Un brin médusée, la Belgique a découvert qu'aujourd'hui encore, une vingtaine de ses ressortissants, ou leur veuve, bénéficient d’une pension allemande, alors qu’ils avaient été jugés pour collaboration avec le régime nazi.
Une situation effarante pour plusieurs députés belges: "La Chambre des représentants demande au gouvernement (...) de plaider auprès du gouvernement fédéral allemand la fin du régime des pensions accordées aux collaborateurs belges," écrivent les élus dans ce texte adopté mardi.
L'octroi de ces pensions "pour la collaboration à un des régimes les plus meurtriers de l'Histoire" entre en contradiction "avec le travail de mémoire et le projet de paix" portés par l'Europe, ajoutent-ils.
Des versements mensuels
Ces pensions militaires sont versées chaque mois, en vertu d'une loi allemande, aux habitants de la Flandre ou de la Wallonie qui se sont engagés aux côtés de l'armée allemande, ainsi qu'aux enrôlés de force dans les territoires annexés de l'est de la Belgique, explique l'historien Christoph Brüll, spécialiste des relations belgo-allemandes à l'université du Luxembourg.
Selon lui, seules les personnes touchées par une invalidité et qui n'ont pas été condamnées pour crimes de guerre ont pu en bénéficier. Mais "il y a une zone d'ombre," relève-t-il. "Les critères d'invalidité sont généreux. Quant à la question de la condamnation, dans les années 1950, on ne savait pas trop qui avait fait quoi".
La RTBF explique que les années passées dans les prisons belges pour faits de collaboration ont compté pour des années de travail: plus le séjour carcéral était long, plus la pension touchée était importante. Un montant variant de 425 à 1275 euros. Le service public belge ajoute qu'au total, depuis la fin de la seconde Guerre mondiale, 38'000 Belges ont bénéficié de cette pension complémentaire.
Une pension nette d'impôts
Les députés belges relèvent dans leur résolution "l'injustice subie par les victimes du nazisme, qui ne reçoivent pas d'allocations, alors que les collaborateurs belges perçoivent une pension" nette d'impôts. Le quotidien Le Soir narre que l'Allemagne a toujours refusé de communiquer la liste des bénéficiaires à la Belgique, "faisant valoir des éléments légaux de protection privée".

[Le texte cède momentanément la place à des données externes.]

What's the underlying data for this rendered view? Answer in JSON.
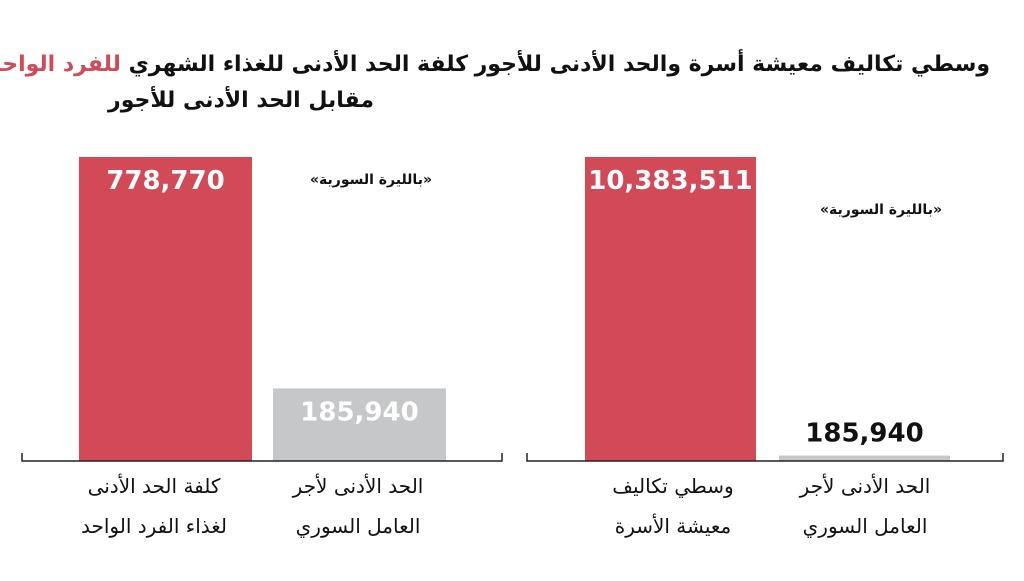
{
  "colors": {
    "accent": "#d24a58",
    "bar_primary": "#d24a58",
    "bar_secondary": "#c6c7c9",
    "text": "#111111",
    "axis": "#222222"
  },
  "charts": {
    "right": {
      "title": "وسطي تكاليف معيشة أسرة والحد الأدنى للأجور",
      "currency_note": "«بالليرة السورية»",
      "categories": [
        {
          "line1": "وسطي تكاليف",
          "line2": "معيشة الأسرة"
        },
        {
          "line1": "الحد الأدنى لأجر",
          "line2": "العامل السوري"
        }
      ]
    },
    "left": {
      "title_line1_prefix": "كلفة الحد الأدنى للغذاء الشهري",
      "title_line1_accent": "للفرد الواحد",
      "title_line2": "مقابل الحد الأدنى للأجور",
      "currency_note": "«بالليرة السورية»",
      "categories": [
        {
          "line1": "كلفة الحد الأدنى",
          "line2": "لغذاء الفرد الواحد"
        },
        {
          "line1": "الحد الأدنى لأجر",
          "line2": "العامل السوري"
        }
      ]
    }
  },
  "chart_data": [
    {
      "type": "bar",
      "title": "وسطي تكاليف معيشة أسرة والحد الأدنى للأجور",
      "categories": [
        "وسطي تكاليف معيشة الأسرة",
        "الحد الأدنى لأجر العامل السوري"
      ],
      "values": [
        10383511,
        185940
      ],
      "value_labels": [
        "10,383,511",
        "185,940"
      ],
      "unit": "«بالليرة السورية»",
      "bar_colors": [
        "#d24a58",
        "#c6c7c9"
      ],
      "ylim": [
        0,
        10383511
      ],
      "grid": false
    },
    {
      "type": "bar",
      "title": "كلفة الحد الأدنى للغذاء الشهري للفرد الواحد مقابل الحد الأدنى للأجور",
      "categories": [
        "كلفة الحد الأدنى لغذاء الفرد الواحد",
        "الحد الأدنى لأجر العامل السوري"
      ],
      "values": [
        778770,
        185940
      ],
      "value_labels": [
        "778,770",
        "185,940"
      ],
      "unit": "«بالليرة السورية»",
      "bar_colors": [
        "#d24a58",
        "#c6c7c9"
      ],
      "ylim": [
        0,
        778770
      ],
      "grid": false
    }
  ]
}
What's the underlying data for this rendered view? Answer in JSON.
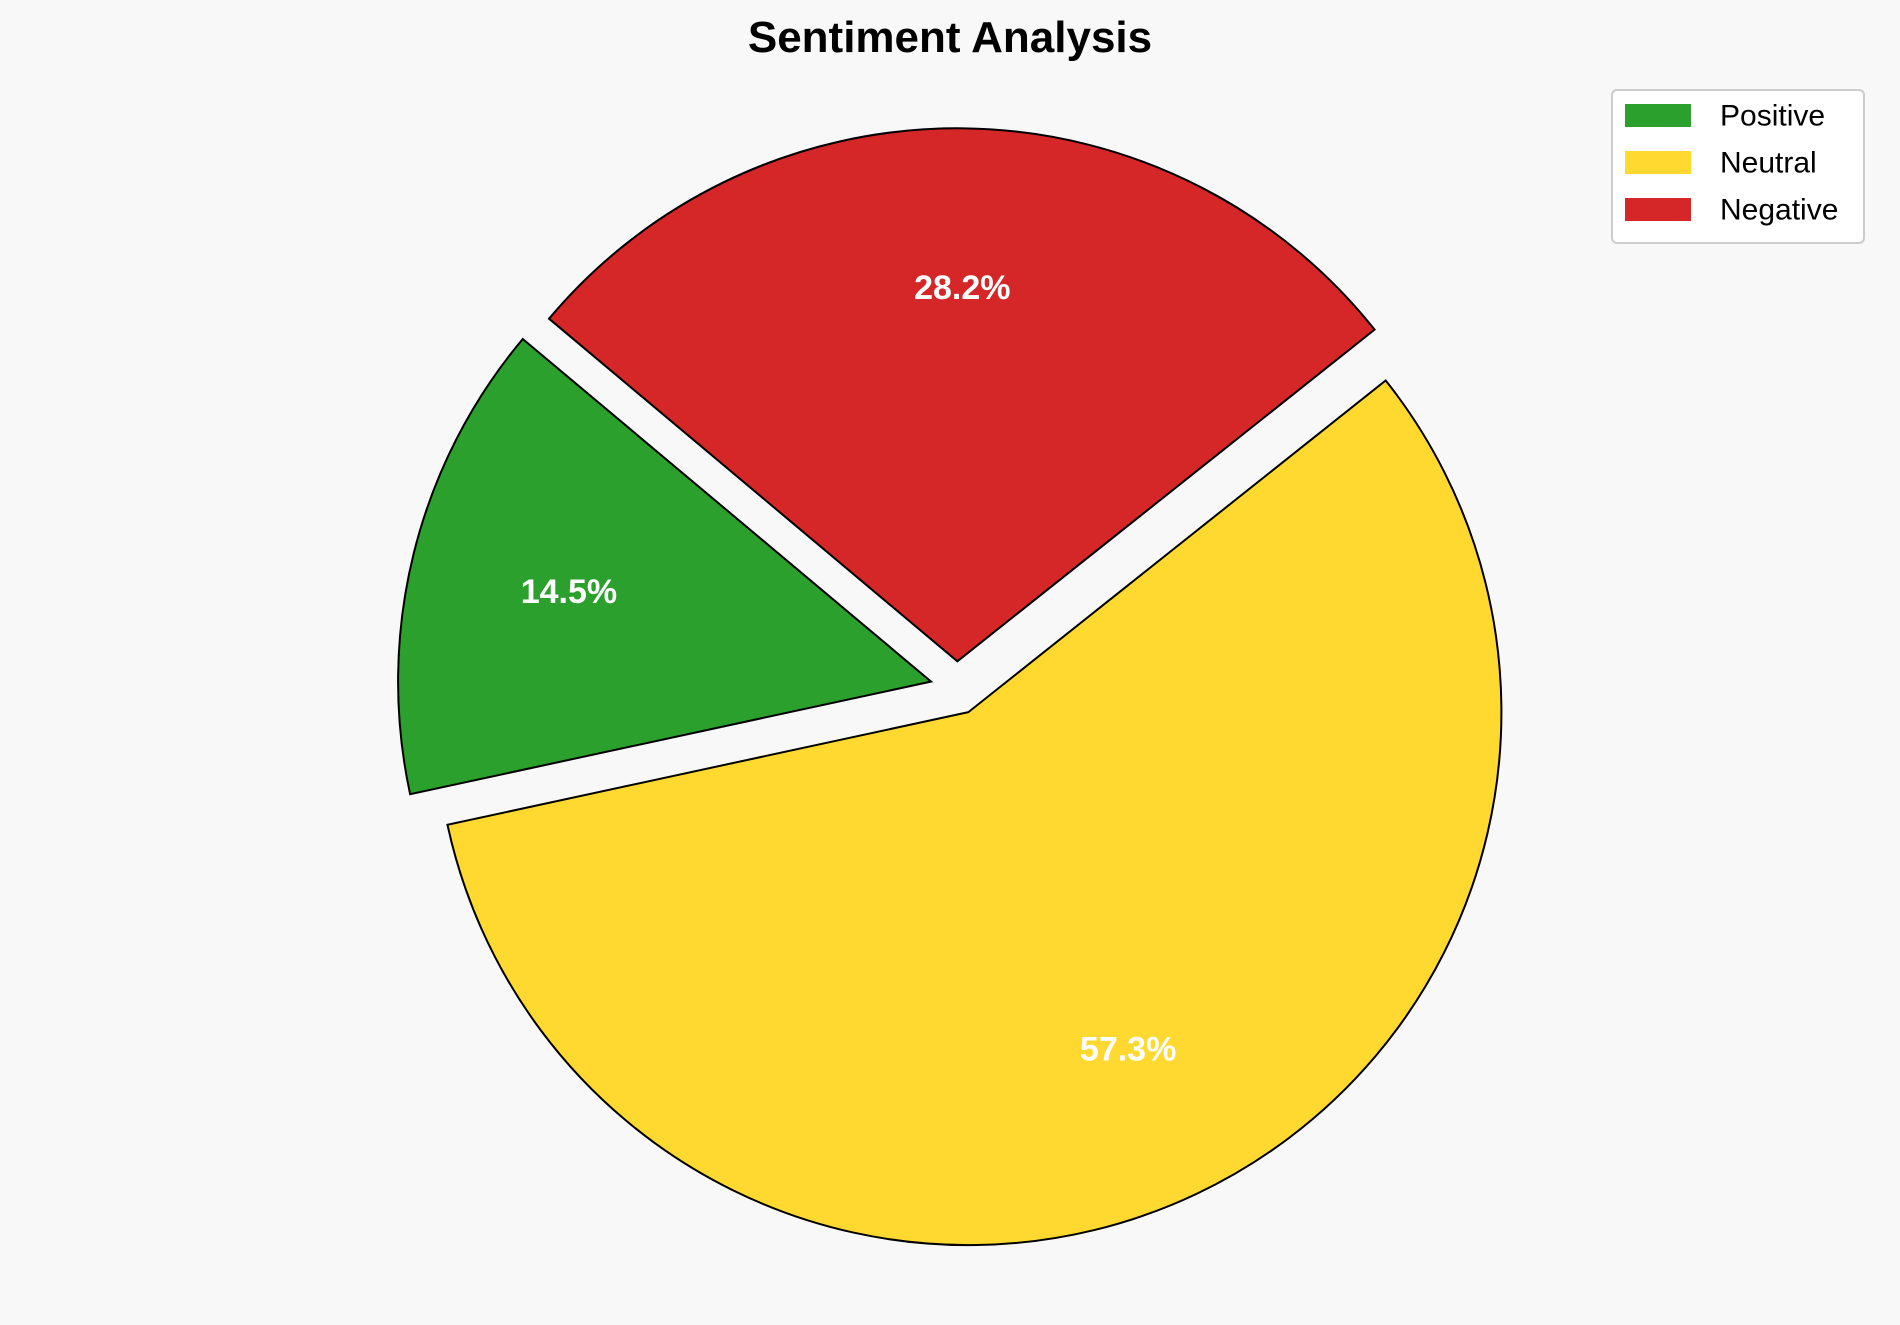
{
  "chart_data": {
    "type": "pie",
    "title": "Sentiment Analysis",
    "categories": [
      "Positive",
      "Neutral",
      "Negative"
    ],
    "values": [
      14.5,
      57.3,
      28.2
    ],
    "labels": [
      "14.5%",
      "57.3%",
      "28.2%"
    ],
    "colors": [
      "#2ca02c",
      "#ffd92f",
      "#d62728"
    ],
    "start_angle_deg": 140,
    "exploded": [
      true,
      true,
      true
    ],
    "legend_position": "top-right",
    "background": "#f8f8f8"
  }
}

Pour eux, le gouvernement belge doit "requérir" auprès de la Rhénanie du Nord-Westphalie "toutes les informations pouvant faire la clarté" sur le sujet et mettre en place "une commission scientifique".
Ces pensions sont versées en Belgique en vertu d'une loi allemande de 1951, qui permet aux victimes de guerre allemandes de toucher une retraite.
De nombreux anciens nazis, voire criminels de guerre, ainsi que des collaborateurs étrangers, dans bien d'autres pays que la Belgique, ont pu en bénéficier.
Stéphanie Jaquet et les agences
Les Etats régionaux allemands peuvent mettre fin aux versements
Depuis 2008, en Allemagne, la loi permet aux Länder – les Etats régionaux allemands – qui versent ces retraites, de les suspendre.
Mais cette possibilité a été peu utilisée: 99 retraités se sont vu retirer ce "bonus", contre 50'000 espérés, selon des données de 2017 du ministère allemand du Travail.
Dans le monde, 2000 personnes concernées
Plus de 2000 personnes, dont les trois quarts en Europe, ont touché en février des pensions versées à d'anciens collaborateurs du régime nazi ou à des personnes enrôlées de force, a indiqué à l'AFP vendredi le ministère allemand du Travail.
En Europe, ils sont 1532 à percevoir la pension, dont 573 personnes dans la seule Pologne, le pays le plus représenté, selon les chiffres. Suivent la Slovénie (184), l'Autriche (101), la République tchèque (94).
Quelque 54 personnes la perçoivent en France, 34 en Grande-Bretagne, 71 en Croatie ou 48 en Hongrie.
En Afrique, le nombre de bénéficiaires s'élève à 13, dont 9 en Afrique du Sud et 4 en Namibie.
Les Etats-Unis comptent sur leur sol 250 bénéficiaires, devant le Canada (121), le Brésil (18) et l'Argentine (8). En tout, 409 personnes dispose de cette prestation sur le continent américain.
L'Asie compte une trentaine de bénéficiaires, dont 12 en Thaïlande. Enfin, 44 personnes la touchent en Australie.